Sorry Venus.  Put away those tennis whites and dry those tears (ooooh…too soon?).  Looks like you can come up positive on a blood test for an autoimmune but if you don’t have the symptoms (which I don’t) then they don’t call it that.  And as blinky and dry eyed as I felt when I read about Sjogren’s, I have to say that I don’t have the symptoms.  If anything I error on the side of spraying it when I’m saying it.  So that leaves me with the ‘kissing cousin to lupus’ diagnosis.  Great.  I got the inbred disease.

Now don’t get me wrong.  I’m not whining.  Well…I’m whining a little.  But please understand that I get how lucky I am.  I have and have had friends with way worse things.  I was diagnosed early on, before kidney or liver damage.  Most people search for years before they get answers. I’m not dying (well, not in the RIGHT NOW sense…I mean, we’re all dying…yada yada yada).  I actually feel fine.  If I avoid gluten then I don’t get sore joints.  All of my other blood work comes back great. I was actually lucky to have such intensely visible signs to let me know that something inside my body wasn’t working.  Well, was actually overworking.  I’m just frustrated.  Because nothing is working!  My immune system is like Honey Boo Boo on a rampage for pig skins and the doctors canNOT make it stop.  They are stumped.  Both of my rheums (let’s just call them rheums because I’m lazy) can’t figure out why my vasculitis won’t go away.  I’m on huge amounts of steroids in addition to the extra doses they jab me in the boohiney with every time I enter their office.  The last time I was there they were talking about adding ANOTHER new prescription to the mix.  But I can’t.  I just can’t.  They will throw you anything you ask for.  Sleeping aid? (Steroids MESS up your sleep).  Antidepressants? (Steroids make you a little…edgy.  I kicked a wall.  Bonus points for not kicking a human, right?)  Luckily for me I can manage to sleep 6 hours a night (BUT IN THE NAME OF ALL THAT IS HOLY DO NOT WAKE ME UP IN THE NIGHT!) and my usual vibe hovers around chill so edgy and irritable is pretty manageable.

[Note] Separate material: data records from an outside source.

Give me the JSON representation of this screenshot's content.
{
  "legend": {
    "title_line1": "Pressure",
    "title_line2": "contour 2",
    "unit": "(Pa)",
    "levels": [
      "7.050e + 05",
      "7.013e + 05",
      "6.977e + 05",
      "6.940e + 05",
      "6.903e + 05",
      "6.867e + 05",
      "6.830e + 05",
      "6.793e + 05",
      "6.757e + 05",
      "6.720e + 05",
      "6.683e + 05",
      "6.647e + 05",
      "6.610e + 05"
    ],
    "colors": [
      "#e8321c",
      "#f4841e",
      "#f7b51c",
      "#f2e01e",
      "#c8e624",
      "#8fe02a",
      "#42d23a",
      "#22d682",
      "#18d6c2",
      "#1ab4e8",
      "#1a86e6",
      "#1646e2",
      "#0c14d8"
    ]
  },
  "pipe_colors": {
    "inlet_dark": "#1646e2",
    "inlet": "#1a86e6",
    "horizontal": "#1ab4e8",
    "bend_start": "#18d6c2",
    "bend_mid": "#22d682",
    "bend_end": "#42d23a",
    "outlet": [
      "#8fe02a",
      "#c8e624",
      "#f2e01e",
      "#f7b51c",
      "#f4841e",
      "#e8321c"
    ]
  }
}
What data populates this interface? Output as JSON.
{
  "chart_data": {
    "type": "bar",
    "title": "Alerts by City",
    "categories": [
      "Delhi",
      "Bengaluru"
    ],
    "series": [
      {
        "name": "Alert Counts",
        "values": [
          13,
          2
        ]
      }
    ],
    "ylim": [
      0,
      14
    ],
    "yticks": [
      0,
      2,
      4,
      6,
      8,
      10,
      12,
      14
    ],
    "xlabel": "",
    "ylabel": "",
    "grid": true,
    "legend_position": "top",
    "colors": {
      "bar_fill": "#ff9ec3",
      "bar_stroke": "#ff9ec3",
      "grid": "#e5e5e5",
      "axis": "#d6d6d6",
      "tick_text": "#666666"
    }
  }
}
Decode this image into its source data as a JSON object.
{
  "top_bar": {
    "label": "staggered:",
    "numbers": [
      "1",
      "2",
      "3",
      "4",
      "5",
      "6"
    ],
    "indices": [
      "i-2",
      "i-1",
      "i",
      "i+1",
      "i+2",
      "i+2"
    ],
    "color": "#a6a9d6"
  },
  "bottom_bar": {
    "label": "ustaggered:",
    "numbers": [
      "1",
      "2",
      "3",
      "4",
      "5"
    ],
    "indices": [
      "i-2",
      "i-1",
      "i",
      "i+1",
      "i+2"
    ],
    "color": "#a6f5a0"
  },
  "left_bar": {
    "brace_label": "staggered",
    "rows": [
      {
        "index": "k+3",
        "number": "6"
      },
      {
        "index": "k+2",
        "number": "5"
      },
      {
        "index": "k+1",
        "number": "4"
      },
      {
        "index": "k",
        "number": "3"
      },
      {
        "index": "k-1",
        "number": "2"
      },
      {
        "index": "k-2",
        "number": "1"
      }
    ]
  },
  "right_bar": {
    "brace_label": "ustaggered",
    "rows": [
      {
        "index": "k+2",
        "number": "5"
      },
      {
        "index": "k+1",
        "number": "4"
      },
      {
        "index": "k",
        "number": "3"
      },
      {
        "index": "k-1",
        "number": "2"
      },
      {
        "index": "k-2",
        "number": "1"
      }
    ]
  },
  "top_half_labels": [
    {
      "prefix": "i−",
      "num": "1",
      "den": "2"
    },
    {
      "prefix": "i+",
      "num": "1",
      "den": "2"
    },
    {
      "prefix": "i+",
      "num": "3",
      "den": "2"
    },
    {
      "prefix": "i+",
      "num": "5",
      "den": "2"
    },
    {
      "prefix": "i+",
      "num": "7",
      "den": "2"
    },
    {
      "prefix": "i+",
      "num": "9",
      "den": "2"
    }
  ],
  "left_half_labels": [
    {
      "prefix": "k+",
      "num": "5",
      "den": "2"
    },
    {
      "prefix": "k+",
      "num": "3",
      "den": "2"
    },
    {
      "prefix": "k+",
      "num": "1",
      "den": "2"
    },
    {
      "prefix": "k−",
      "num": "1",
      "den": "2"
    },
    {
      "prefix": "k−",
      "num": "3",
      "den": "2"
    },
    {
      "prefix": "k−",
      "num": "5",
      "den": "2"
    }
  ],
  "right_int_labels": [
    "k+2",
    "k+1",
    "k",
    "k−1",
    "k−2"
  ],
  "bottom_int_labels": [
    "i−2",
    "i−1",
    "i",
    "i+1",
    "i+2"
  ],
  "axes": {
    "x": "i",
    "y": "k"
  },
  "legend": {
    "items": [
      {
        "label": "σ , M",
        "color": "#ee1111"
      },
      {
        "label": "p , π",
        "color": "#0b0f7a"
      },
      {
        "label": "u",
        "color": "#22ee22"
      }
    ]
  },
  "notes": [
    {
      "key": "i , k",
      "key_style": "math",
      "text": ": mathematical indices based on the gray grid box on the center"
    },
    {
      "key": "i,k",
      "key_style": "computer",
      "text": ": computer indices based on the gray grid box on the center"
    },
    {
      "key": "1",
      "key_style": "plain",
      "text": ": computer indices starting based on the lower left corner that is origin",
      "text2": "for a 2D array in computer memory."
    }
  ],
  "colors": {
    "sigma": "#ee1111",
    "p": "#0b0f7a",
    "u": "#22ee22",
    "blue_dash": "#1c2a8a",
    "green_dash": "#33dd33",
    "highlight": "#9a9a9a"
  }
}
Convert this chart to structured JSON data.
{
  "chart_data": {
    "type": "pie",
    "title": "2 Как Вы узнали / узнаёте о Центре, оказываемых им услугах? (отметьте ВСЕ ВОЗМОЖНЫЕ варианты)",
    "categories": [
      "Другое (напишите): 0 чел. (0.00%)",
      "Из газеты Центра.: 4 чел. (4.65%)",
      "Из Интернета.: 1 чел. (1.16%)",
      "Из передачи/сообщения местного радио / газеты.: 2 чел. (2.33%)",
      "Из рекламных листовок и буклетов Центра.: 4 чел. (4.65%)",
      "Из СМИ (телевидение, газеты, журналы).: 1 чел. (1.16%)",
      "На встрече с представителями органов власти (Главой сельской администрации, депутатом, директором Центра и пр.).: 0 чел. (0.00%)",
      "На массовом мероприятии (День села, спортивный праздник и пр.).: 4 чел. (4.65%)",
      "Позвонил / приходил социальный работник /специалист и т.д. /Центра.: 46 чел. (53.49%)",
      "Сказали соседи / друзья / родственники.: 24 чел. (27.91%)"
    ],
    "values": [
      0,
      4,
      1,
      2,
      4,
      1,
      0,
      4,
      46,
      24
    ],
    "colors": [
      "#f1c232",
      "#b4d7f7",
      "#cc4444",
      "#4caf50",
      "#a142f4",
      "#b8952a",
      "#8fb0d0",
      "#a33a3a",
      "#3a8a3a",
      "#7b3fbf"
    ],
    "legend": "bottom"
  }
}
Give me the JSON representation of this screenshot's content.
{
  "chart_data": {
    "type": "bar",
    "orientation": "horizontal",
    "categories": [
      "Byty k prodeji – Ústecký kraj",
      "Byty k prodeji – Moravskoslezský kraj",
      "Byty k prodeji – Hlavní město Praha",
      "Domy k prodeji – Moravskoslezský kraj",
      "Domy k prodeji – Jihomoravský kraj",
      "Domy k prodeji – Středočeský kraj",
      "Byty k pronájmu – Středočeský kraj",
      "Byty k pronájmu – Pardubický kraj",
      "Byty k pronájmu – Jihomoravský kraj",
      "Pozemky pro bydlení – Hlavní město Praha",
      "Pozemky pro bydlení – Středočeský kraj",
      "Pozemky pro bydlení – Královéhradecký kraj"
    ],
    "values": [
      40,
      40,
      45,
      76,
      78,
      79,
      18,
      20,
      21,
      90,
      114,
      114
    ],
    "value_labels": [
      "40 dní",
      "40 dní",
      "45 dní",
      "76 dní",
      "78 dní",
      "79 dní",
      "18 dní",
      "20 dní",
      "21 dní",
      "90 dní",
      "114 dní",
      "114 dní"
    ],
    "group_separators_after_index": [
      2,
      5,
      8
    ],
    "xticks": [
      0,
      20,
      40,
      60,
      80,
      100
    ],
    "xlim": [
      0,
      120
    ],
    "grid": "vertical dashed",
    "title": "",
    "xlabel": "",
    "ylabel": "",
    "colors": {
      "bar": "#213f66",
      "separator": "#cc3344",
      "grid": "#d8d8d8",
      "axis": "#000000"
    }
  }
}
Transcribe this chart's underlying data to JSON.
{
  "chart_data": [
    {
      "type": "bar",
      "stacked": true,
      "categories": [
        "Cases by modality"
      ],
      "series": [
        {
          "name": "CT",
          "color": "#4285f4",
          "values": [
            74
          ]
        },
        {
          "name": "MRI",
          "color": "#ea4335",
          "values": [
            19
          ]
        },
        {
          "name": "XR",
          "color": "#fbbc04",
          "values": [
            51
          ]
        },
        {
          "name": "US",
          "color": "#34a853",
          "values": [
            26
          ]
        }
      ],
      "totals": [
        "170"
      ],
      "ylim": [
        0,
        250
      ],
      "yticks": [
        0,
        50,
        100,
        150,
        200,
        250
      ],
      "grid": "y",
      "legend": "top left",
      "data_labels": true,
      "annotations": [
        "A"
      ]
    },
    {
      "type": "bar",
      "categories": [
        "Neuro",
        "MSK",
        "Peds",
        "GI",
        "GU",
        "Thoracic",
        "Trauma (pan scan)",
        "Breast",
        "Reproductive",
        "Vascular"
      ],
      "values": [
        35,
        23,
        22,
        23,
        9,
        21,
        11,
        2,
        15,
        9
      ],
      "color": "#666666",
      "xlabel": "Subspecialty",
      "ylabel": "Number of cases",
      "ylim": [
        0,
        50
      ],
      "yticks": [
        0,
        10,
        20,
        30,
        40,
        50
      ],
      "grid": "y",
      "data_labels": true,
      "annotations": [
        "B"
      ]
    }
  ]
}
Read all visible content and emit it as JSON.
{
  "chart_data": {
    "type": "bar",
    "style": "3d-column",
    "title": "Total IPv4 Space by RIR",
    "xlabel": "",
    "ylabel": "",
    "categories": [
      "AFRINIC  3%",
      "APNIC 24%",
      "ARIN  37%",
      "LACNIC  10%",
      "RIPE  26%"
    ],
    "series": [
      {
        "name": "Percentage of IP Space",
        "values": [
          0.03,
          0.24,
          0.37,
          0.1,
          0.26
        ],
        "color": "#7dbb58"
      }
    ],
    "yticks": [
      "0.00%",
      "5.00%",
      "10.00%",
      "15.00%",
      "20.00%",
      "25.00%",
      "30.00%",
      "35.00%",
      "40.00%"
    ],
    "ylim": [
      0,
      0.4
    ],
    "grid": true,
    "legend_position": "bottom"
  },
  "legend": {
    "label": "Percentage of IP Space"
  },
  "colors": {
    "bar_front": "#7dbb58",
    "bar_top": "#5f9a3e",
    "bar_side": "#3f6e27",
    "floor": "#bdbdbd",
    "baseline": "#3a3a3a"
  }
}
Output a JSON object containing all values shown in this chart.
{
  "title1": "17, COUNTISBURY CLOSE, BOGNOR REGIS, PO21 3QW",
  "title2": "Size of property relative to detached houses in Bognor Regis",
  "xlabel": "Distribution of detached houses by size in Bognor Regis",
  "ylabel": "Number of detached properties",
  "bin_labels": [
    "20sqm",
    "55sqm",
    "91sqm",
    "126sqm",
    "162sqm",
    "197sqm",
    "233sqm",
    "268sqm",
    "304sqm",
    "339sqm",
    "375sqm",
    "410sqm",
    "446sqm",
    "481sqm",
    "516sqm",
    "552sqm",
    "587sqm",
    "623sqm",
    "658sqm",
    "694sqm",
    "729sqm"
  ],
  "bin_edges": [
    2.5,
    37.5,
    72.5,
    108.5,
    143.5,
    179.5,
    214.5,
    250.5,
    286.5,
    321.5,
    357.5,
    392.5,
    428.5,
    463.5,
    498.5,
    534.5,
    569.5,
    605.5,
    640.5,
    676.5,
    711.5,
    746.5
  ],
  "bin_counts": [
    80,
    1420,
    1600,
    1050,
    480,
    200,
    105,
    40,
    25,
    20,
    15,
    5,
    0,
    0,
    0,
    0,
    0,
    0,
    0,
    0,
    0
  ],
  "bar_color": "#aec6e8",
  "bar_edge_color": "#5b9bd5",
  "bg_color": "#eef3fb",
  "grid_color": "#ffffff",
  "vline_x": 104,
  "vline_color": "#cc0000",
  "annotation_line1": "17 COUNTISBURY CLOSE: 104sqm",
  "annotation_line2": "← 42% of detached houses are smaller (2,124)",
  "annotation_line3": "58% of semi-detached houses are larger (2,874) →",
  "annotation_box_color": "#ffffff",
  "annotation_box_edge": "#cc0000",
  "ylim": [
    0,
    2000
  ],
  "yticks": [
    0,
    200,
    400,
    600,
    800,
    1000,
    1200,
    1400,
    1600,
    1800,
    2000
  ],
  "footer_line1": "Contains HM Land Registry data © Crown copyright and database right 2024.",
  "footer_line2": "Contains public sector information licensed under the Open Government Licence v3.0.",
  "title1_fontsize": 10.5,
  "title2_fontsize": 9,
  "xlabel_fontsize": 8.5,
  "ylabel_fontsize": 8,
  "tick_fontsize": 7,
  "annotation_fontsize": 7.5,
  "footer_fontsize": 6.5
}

But here is the deal.  I feel like my body is giving me a gift.  It’s literally screaming at me to let me know that something is horribly wrong in there.  My first instinct is to just lift this heavy burden off of my lap, hand it to a doctor and say, “Here. You. Fix this.  Fix Me.”  After all, I’m busy.  I chase kids and clean up enormous messes and rewash the same load of clothes 3 times (that’s just a damn commitment to procrastination) and never, ever, ever feel caught up.  So please.  Fix me.

But what happens when they can’t?  Or what happens when I realize that my health is up to me?  That I will have to make big, big, bigger changes to the way I shop and eat and think.  I’m not shunning western medicine.  I think there is a place for it.  But I think there is another way too.  A way to stop fighting my body and start listening to it instead.  To work with it. We honestly take more care into the fuel we put into our cars then what we put into our bodies.  I’m just as guilty of it as anyone.  I’m the one that was eating Cheetos with my head stuck in the pantry tonight.  I’d call myself a lazy hippie.  I know most of the facts…I’m just too tired to use them half of the time.

This blog will be my journal of my journey.  Journey Journal?  Ugh…do NOT say that 5 times fast.  Of course I’ll ramble on about other stuff too…I can’t help but make fun of my kids on occasion.

I mean, they live in their Underoos and dip their bacon in butter...who wouldn't make fun of that every once in a while??

I mean, they live in their Underoos and dip their bacon in butter…who wouldn’t make fun of that every once in a while??

And of course there will be food and book talk (gluten free…sorry ’bout that).  But I thought this experience would be interesting to share and I’ll try to do it with humor.  And no more creepy skin shots.  (Fingers crossed).